Turkey: the transit of goods subject to Western sanctions face restrictions
Overnight on 6 to 7 March, the Turkish electronic customs system stopped accepting transit declarations of goods sent to Russia and Belarus that were subject to EU sanctions. This fact was reported by Russian logistics companies involved in the import of goods to Russia. The Turkish authorities did not warn about the planned changes in the customs clearance rules. Nor did they present an official position on this matter that would, for example, set out the scope of the restrictions and explain why they have been imposed. On 10 March, Bloomberg, citing a high-ranking Turkish government official, confirmed reports that Ankara had suspended the transit of goods to Russia that are subject to EU and US sanctions. According to the information received, the restrictions have been in force since 1 March and have been implemented at the behest of the Turkish parliament. However, no resolution to this effect was indicated. Allegedly, goods covered by Western sanctions will be exported from Turkey to Russia on the basis of certificates of origin. This is expected to limit the possibility of re-exporting them and selling them as Turkish goods.
- After the Russian invasion of Ukraine, Turkey not only failed to join the Western sanctions, but in fact became one of the main beneficiaries of the restrictions imposed on Russia. At the beginning of August 2022, Turkey and Russia signed an agreement on enhancing economic and energy cooperation. Turkey also opened itself up to the inflow of Russian capital and intensified trade with Russia, thus becoming a channel for circumventing sanctions. As a result, Turkish exports to Russia increased by 60% y/y in 2022 – to $9.3 billion. In addition, Turkey doubled its purchases of Russian oil last year and is now one of the main recipients of petroleum products from Russia since the imposition of the EU embargo (in February this year).
- Ankara’s decision to suspend the transit of goods subject to sanctions through its territory to Russia was most likely the result of growing pressure from the US and the EU. In recent months, Washington has consistently expressed its disapproval of the tightening trade relations between Turkey and Russia. In August 2022, the US Department of the Treasury sent letters to Turkish business associations, warning them that sanctions could be imposed on Turkish business entities which cooperated with Russian companies subject to restrictions. US government delegations have twice held consultations with Turkey regarding this issue to express concern and warn about the consequences of Turkey’s intensified trade with Russia. Finally, on 2 March, the US Departments of Finance, Commerce and Justice published a joint report in which they warned US companies against violating sanctions against Russia. Turkey was mentioned in the report as a transshipment point for the illegal redirection of restricted goods. In recent weeks, the European Union has also been intensifying efforts to prevent the circumvention of restrictions.

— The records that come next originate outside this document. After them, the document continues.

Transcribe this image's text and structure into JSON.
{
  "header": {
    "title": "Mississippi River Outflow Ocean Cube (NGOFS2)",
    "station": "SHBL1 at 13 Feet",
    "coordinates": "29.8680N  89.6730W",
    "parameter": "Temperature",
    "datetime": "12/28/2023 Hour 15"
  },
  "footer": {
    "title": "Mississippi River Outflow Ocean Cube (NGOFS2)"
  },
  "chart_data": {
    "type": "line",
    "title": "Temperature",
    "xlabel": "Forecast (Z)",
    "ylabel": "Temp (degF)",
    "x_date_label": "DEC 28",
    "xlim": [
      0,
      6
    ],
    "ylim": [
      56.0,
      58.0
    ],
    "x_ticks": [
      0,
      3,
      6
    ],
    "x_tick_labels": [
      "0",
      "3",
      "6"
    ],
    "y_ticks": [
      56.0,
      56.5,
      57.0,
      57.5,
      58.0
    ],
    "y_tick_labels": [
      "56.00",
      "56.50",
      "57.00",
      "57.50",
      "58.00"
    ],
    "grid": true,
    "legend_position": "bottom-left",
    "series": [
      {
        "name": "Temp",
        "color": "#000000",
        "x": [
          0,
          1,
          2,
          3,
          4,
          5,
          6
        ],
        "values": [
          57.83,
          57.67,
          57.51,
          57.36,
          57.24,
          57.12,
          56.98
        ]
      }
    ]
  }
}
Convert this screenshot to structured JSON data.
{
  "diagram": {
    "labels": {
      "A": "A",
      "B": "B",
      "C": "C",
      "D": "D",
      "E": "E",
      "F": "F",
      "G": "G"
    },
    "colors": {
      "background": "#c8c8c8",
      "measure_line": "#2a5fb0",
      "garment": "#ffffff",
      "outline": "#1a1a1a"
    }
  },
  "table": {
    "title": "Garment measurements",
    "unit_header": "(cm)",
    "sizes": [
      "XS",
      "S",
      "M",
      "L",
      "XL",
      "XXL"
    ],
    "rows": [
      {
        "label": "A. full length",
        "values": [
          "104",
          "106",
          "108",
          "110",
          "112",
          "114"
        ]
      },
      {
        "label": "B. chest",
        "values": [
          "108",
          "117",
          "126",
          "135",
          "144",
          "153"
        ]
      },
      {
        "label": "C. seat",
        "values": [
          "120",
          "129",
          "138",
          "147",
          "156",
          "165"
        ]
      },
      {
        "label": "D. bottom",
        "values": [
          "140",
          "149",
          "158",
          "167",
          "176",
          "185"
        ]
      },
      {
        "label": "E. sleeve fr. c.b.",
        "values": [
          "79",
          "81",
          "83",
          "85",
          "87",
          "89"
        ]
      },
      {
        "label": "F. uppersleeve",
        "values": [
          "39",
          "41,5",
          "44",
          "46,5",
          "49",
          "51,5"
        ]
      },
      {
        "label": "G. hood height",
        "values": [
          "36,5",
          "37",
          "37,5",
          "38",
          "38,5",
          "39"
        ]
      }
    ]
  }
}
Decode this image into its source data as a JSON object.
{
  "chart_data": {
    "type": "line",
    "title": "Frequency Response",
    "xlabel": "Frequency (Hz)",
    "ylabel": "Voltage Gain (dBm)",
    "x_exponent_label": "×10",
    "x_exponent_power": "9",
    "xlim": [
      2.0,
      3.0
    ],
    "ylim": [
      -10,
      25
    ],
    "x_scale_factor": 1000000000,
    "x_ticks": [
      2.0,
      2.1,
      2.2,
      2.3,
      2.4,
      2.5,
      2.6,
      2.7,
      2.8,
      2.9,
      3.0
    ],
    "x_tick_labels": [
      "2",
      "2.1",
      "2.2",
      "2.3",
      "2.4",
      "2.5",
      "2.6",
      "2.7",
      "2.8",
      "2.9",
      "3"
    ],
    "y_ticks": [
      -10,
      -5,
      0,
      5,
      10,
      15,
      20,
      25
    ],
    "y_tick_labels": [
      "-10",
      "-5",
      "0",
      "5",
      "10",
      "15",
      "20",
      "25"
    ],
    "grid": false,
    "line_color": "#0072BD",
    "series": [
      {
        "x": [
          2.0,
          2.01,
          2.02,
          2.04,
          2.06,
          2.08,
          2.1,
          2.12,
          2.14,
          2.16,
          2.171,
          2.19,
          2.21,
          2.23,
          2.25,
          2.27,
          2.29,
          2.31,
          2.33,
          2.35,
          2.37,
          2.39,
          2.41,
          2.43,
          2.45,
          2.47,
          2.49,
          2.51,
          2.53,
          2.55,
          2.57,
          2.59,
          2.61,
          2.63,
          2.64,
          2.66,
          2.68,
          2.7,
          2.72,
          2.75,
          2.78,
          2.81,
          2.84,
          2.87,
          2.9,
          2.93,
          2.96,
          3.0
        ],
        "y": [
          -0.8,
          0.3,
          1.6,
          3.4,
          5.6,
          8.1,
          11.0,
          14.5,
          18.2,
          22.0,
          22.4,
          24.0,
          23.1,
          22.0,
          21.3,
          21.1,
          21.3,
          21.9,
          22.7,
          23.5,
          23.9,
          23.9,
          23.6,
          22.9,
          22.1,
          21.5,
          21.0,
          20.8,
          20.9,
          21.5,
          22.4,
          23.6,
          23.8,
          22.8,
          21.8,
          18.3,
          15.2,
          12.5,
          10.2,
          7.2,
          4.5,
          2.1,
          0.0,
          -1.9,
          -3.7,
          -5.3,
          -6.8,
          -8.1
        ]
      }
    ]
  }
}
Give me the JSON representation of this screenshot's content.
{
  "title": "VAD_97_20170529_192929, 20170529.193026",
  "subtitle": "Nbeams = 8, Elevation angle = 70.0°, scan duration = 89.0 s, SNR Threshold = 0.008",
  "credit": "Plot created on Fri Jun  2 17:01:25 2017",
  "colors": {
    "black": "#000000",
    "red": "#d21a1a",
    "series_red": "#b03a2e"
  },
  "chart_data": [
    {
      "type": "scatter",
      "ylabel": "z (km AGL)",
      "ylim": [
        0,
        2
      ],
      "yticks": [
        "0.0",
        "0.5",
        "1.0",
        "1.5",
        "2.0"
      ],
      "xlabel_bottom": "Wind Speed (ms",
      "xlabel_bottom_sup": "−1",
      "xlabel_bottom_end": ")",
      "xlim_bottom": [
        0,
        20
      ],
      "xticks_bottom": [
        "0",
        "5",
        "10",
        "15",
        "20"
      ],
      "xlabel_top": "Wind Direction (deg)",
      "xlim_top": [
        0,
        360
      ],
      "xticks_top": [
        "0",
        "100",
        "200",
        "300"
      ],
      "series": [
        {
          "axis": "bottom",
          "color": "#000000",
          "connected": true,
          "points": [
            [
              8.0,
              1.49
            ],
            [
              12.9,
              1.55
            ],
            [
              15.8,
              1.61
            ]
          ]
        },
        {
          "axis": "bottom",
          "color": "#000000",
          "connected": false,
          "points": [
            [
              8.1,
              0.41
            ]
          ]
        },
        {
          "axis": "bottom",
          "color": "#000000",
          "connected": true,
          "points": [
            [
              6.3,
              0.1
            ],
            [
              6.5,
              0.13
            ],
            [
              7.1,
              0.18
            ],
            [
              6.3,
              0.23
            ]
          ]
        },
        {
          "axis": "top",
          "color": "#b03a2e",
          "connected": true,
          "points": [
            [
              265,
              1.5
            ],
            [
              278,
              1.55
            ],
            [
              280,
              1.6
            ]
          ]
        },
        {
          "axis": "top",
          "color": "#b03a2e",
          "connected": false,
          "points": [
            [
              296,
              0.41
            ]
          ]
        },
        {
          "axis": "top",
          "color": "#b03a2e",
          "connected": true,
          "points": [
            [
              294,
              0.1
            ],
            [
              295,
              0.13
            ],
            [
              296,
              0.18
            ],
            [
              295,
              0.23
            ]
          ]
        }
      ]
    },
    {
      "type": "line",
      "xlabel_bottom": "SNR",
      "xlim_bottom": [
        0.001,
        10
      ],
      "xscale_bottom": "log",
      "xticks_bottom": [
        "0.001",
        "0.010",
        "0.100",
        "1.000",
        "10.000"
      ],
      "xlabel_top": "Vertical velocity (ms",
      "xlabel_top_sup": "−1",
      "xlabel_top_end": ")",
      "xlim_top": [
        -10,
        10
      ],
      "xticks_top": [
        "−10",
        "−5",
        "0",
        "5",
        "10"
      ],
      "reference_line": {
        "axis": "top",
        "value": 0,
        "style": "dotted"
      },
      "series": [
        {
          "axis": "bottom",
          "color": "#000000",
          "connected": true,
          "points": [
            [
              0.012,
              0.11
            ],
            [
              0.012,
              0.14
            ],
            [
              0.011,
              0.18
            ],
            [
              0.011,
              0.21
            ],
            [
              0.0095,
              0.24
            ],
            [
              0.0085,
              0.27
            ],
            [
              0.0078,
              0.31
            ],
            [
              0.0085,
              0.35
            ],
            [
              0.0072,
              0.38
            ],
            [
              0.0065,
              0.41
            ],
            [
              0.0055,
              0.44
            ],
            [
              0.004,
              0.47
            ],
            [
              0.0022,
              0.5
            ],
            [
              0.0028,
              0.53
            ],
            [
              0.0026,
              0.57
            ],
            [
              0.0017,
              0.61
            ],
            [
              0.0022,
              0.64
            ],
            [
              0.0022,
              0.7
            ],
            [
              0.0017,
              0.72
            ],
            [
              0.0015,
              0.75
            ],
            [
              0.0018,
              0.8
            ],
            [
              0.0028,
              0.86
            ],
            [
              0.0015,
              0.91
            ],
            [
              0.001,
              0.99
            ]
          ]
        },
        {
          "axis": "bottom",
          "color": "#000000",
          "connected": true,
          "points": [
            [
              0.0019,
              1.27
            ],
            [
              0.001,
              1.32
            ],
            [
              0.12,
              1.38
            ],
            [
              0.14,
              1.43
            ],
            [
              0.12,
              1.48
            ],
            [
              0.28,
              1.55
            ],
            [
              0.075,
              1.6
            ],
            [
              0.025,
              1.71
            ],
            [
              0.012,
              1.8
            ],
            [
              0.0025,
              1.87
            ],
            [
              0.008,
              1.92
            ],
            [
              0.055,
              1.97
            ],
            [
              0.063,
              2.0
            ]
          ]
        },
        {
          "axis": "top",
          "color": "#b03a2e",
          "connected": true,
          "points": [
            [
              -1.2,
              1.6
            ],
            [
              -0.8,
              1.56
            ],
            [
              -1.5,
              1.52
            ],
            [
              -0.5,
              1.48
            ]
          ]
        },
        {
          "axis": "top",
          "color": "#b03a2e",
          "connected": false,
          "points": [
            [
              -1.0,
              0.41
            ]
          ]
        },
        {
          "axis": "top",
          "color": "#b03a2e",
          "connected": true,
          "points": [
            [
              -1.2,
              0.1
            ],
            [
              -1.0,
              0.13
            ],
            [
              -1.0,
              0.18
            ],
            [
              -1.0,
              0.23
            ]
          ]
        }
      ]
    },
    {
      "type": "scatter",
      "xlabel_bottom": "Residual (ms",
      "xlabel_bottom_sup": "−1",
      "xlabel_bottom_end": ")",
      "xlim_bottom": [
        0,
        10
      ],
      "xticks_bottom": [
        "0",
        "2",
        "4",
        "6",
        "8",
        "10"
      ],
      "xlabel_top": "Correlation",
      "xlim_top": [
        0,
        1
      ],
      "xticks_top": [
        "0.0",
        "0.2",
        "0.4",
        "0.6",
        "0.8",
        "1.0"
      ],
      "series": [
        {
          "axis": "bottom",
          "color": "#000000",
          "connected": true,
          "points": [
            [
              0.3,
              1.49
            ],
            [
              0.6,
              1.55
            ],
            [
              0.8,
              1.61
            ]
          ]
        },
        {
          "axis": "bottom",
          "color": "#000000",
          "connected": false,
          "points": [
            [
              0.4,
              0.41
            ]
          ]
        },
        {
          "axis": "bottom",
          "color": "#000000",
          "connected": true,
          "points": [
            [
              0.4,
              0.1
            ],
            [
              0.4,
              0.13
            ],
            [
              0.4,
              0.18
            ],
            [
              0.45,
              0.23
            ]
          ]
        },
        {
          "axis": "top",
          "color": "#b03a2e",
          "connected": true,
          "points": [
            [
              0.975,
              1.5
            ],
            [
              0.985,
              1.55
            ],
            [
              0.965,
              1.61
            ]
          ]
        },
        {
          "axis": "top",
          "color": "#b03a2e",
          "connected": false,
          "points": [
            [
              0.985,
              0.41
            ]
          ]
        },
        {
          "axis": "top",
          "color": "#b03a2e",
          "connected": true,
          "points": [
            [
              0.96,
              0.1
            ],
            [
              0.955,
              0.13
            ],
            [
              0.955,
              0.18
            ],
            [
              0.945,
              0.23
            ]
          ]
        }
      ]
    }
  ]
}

- The decision to introduce transit restrictions does not mean that Turkey has formally joined the Western sanctions regime. It is only meant to curb the possibilities of circumventing them via Turkey. This move is most likely motivated by the desire to minimise the scale of criticism of Ankara’s increased economic involvement in its contacts with Moscow. It is also an attempt to influence the easing of the Western threats regarding the potential imposition of sanctions on Turkey’s companies and financial sector. This is particularly important, especially given the fact that Turkey is already dealing with a financial crisis. Possible restrictions could aggravate this situation and have an additional negative impact on the position of the government team during the campaign ahead of the presidential and parliamentary elections. However, this does not mean that Ankara will give up its trade relations with Moscow.
- Although the way Ankara introduced the restrictions surprised entrepreneurs, most of them had expected this decision. Russian business hopes to overcome the new restrictions in the coming months. One method to circumvent the Turkish prohibition procedure on the transit of sanctioned goods involves importing them directly to Turkey, also by Russian companies registered in Turkey, and then exporting them (as Turkish goods) to Russia. However, this method will result in higher delivery costs due to the need to comply with customs procedures in Turkey (concerning, for example, VAT) and longer delivery time. According to Russian estimates (based on the transit so far), the increase in the costs of Russian importers, and consequently the potential additional income for Turkey, may reach $200–400 million per month. Problems with obtaining a certificate of origin of goods will be another serious obstacle. At present, it is difficult to say what policy Ankara will pursue in this area. If Turkey adopts a restrictive approach to issuing certificates, this would cause a real cut in supplies of goods to Russia via Turkey and force Russian companies to look for new import routes.